L’esperienza delle USCA ha consentito di formare sul campo delle cure domiciliari tanti giovani professionisti che oggi rappresentano un patrimonio da non disperdere, anzi da qualificare ulteriormente, per esempio attraverso l’offerta di conseguire la specialità in Medicina di Comunità mediante una convenzione tra le ASL e la scuola di specializzazione recentemente attivata dall’Università di Bari, oppure attraverso l’offerta di percorsi di alta formazione finanziati e gestiti dalla regione, orientati allo sviluppo delle competenze professionali, manageriali e digitali per lo sviluppo del programma previsto dal PNRR.
Contestualmente, dopo le opportune verifiche di bilancio, i medici già USCA potrebbero essere da subito impiegati in numerose attività di rilevanza territoriale, quali la continuità assistenziale nei Presidi Territoriali di Assistenza insieme o in aggiunta ai medici di famiglia, nel sistema delle cure domiciliari a favore dei pazienti cronici ed anche di eventuali ulteriori ammalati di Covid 19 in modo da non far decadere questa tipologia di assistenza; gli stessi potrebbero infine trovare un largo impiego nella gestione dei codici bianchi e verdi presso punti di primo intervento territoriale organizzati all’interno dei DEA per decongestionare definitivamente i servizi di pronto soccorso.

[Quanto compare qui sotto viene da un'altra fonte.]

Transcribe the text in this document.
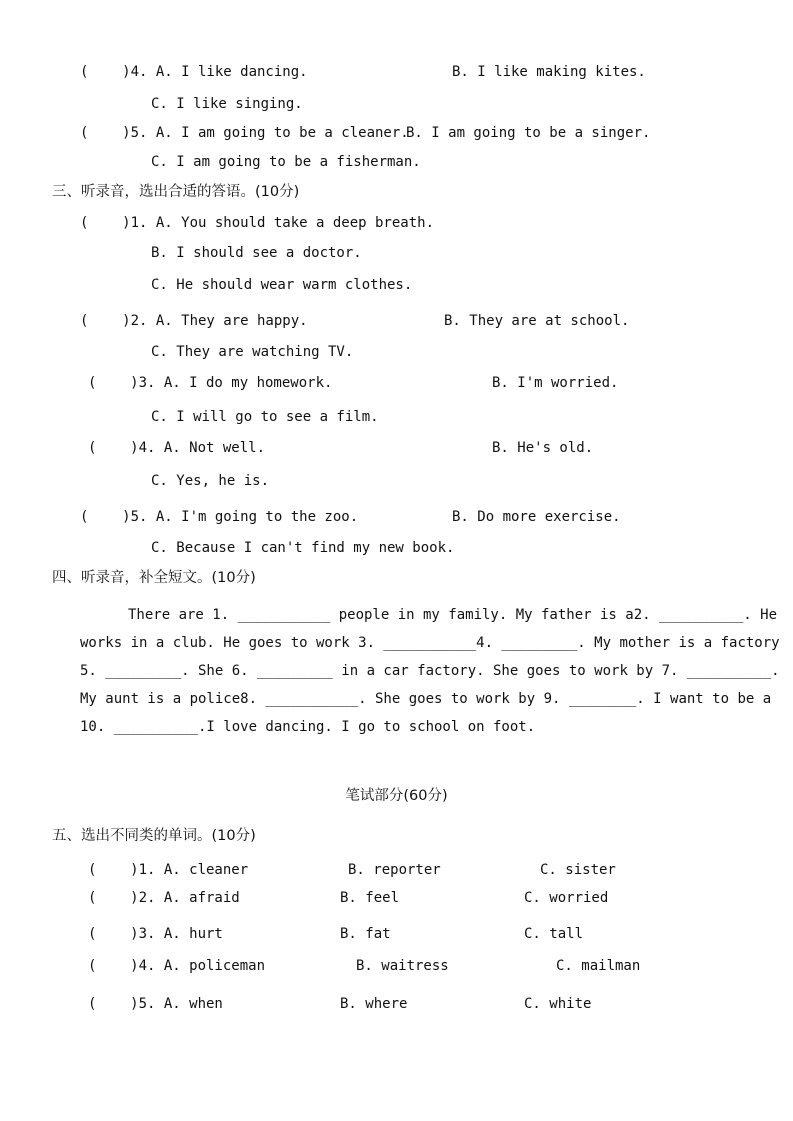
(    )4. A. I like dancing.	B. I like making kites.
C. I like singing.
(    )5. A. I am going to be a cleaner.
B. I am going to be a singer.
C. I am going to be a fisherman.
三、听录音，选出合适的答语。(10分)
(    )1. A. You should take a deep breath.
B. I should see a doctor.
C. He should wear warm clothes.
(    )2. A. They are happy.	B. They are at school.
C. They are watching TV.
(    )3. A. I do my homework.	B. I'm worried.
C. I will go to see a film.
(    )4. A. Not well.	B. He's old.
C. Yes, he is.
(    )5. A. I'm going to the zoo.	B. Do more exercise.
C. Because I can't find my new book.
四、听录音，补全短文。(10分)
There are 1. ___________ people in my family. My father is a2. __________. He
works in a club. He goes to work 3. ___________4. _________. My mother is a factory
5. _________. She 6. _________ in a car factory. She goes to work by 7. __________.
My aunt is a police8. ___________. She goes to work by 9. ________. I want to be a
10. __________.I love dancing. I go to school on foot.
笔试部分(60分)
五、选出不同类的单词。(10分)
(    )1. A. cleaner	B. reporter	C. sister
(    )2. A. afraid	B. feel	C. worried
(    )3. A. hurt	B. fat	C. tall
(    )4. A. policeman	B. waitress	C. mailman
(    )5. A. when	B. where	C. white
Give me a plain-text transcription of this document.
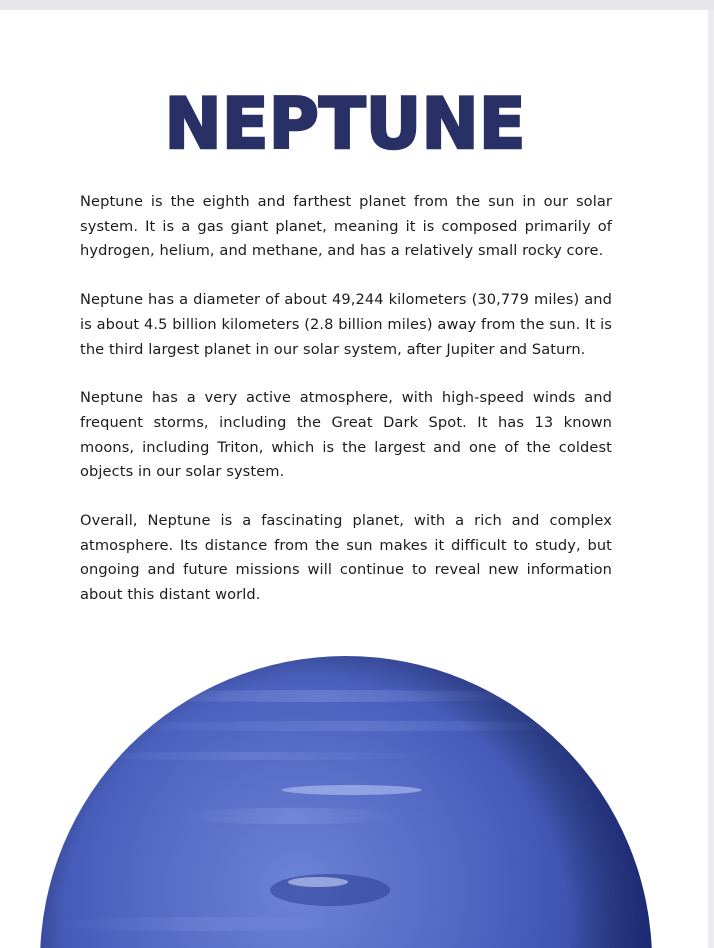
NEPTUNE

Neptune is the eighth and farthest planet from the sun in our solar system. It is a gas giant planet, meaning it is composed primarily of hydrogen, helium, and methane, and has a relatively small rocky core.

Neptune has a diameter of about 49,244 kilometers (30,779 miles) and is about 4.5 billion kilometers (2.8 billion miles) away from the sun. It is the third largest planet in our solar system, after Jupiter and Saturn.

Neptune has a very active atmosphere, with high-speed winds and frequent storms, including the Great Dark Spot. It has 13 known moons, including Triton, which is the largest and one of the coldest objects in our solar system.

Overall, Neptune is a fascinating planet, with a rich and complex atmosphere. Its distance from the sun makes it difficult to study, but ongoing and future missions will continue to reveal new information about this distant world.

L’auspicio, quindi, è che la regione Puglia riesca a reperire ed allocare in maniera stabile le risorse per procedere ad una progressiva integrazione dei medici USCA all’interno del piano di sviluppo della sanità territoriale, avendo cura di potenziare le loro competenze, nel quadro di una visione sempre più orientata a realizzare gli obiettivi del PNRR, che oggi più che mai corrispondono al bene comune dei cittadini pugliesi.